Erinnerungen zum "Alpini" Besuch September 2000

Drei Tage in Sommerhausen

Übersetzung des Artikels (italienische Reservistenzeitung)

In diesem Jahr haben die "Alpini" Reservistengruppen von Bicinicco, Gris, Cuccana, Strassoldo, Aiello und Joannis am 1 - 3. September durch einen Gegenbesuch in Deutschland den Besuch der Bayerischen Reservisten von Sommerhausen 1998 in Friaul, erwidert.
Nach der Abfahrt am frühen Morgen in einem Reisebus (ca. 45 Personen) und dem Durchfahren des "Canal del Ferro" bis nach Tarviso, der Überquerung der österreichischen Alpen bis Salzburg und einer Durchquerung des größten Teils Bayerns kommen wir am Spätnachmittag in dem kleinen Städtchen Sommerhausen an. Dort erwartet uns neben den Reservisten und ihren Angehörigen auch ein leichter aber andauernder Regen. Nach herzlichen Begrüßungen und Umarmungen, waren auch diejenigen, die erstmals dabei waren, sofort mit einbezogen in eine Atmosphäre der Herzlichkeit und guten Launen, und dies trotz des schlechten Wetters. Später, nach den Begrüßungsreden, wird von unseren beiden Gruppen auf der Grundlage italienischer und friaulischer Spezialitäten das Abendessen geboten, welches unsere Gastgeber offensichtlich besonders zu genießen wissen.
Der Abend wird beschlossen mit Gesängen, viel Heiterkeit und dem rituellen Trinken übervoller Bierkrüge.

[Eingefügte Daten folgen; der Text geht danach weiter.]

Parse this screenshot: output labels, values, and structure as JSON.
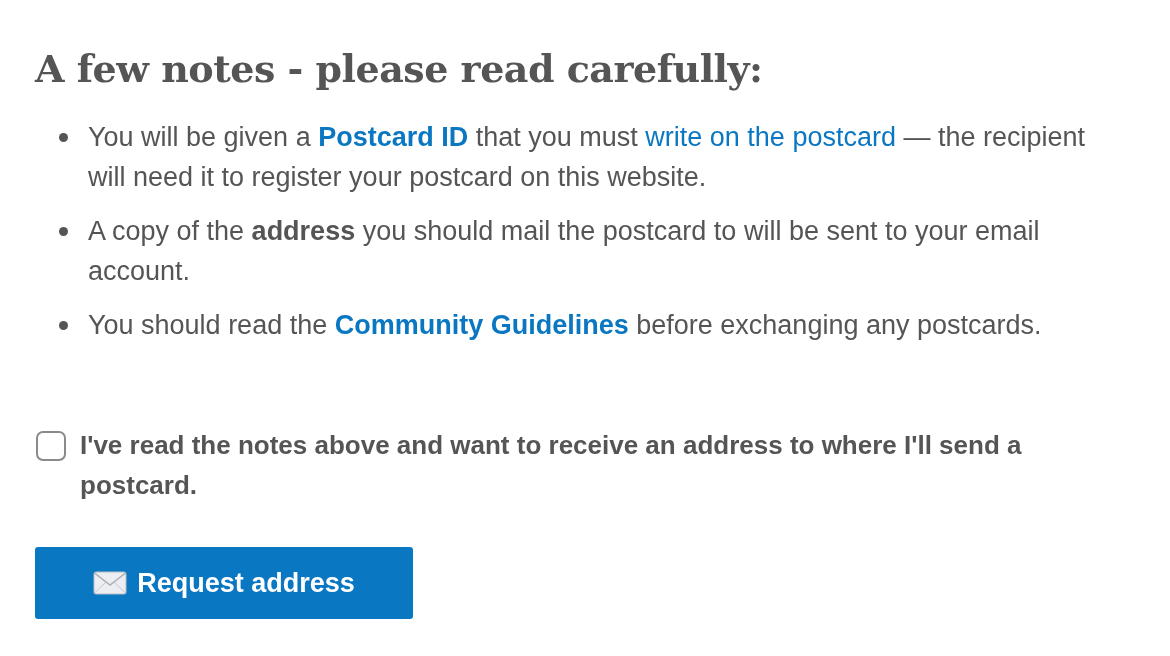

Am folgenden Tag nehmen wir auf dem Weg zum Rathaus, wo die offizielle Feier der Begrüßung und der gegenseitige Austausch von Geschenkgaben stattfinden soll, mit angenehmer Überraschung zur Kenntnis, dass neben der deutschen Flagge zu unseren Ehren unsere "Tricolore" weht, die dort gehisst bleibt während unseres gesamten Aufenthaltes in dem Ort. Nach einer Ehrung am Mahnmal für die Gefallenen in besinnlich bewegter Atmosphäre wollte der Bürgermeister selbst als vorzüglicher Kenner der Geschichte des Städtchens eine Führung machen, in der er uns auf viele Einzelheiten aufmerksam machte, neben den hervorstechenden und bekannten Komplexen auch auf die eher versteckten und weniger bekannten Aspekte dieses mittelalterlichen Ortes.

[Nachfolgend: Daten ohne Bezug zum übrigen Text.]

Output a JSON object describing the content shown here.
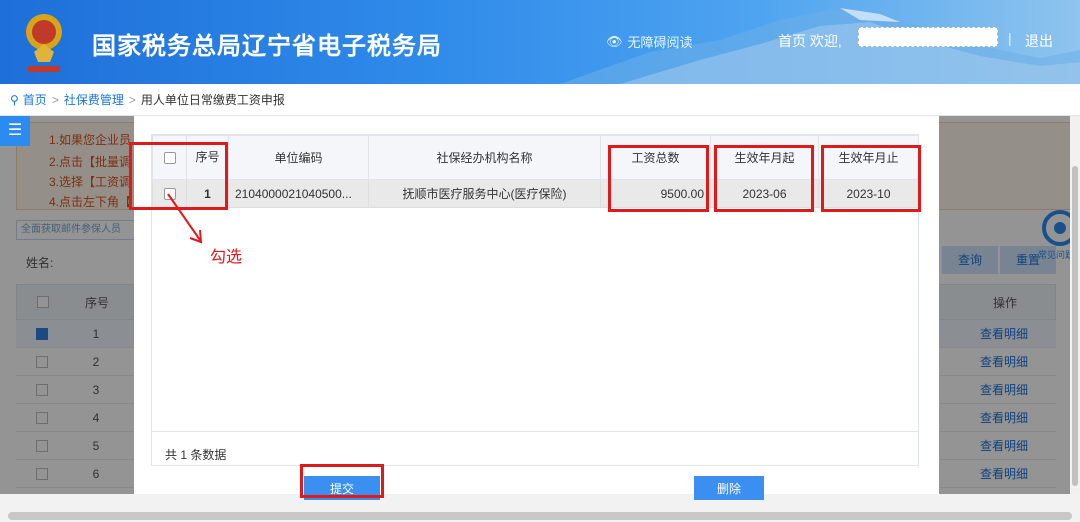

Nach dem Mittagessen haben wir bei leider nicht sehr einladendem Wetter auf einer Anhöhe, von der man ein sehr schönes Panorama genießen kann, das zur Ruhe und Beschaulichkeit einlädt, eine der vielen Weinkellereien der Umgebung besucht, die den unsrigen örtlichen Kellereien, der Wahrheit zuliebe sei es gestanden, in nichts nachstehen. Der Abend wird abgerundet mit einem üppigen deutschen Grillfest, Musik, Gesängen, aber vor allem mit viel guter Laune und Sympathie, auch wenn die Sprache nicht immer unsere Freundin war und uns gehörige Schwierigkeiten bereitete, doch der Enthusiasmus ist so groß, dass jedes Hindernis überwunden wird.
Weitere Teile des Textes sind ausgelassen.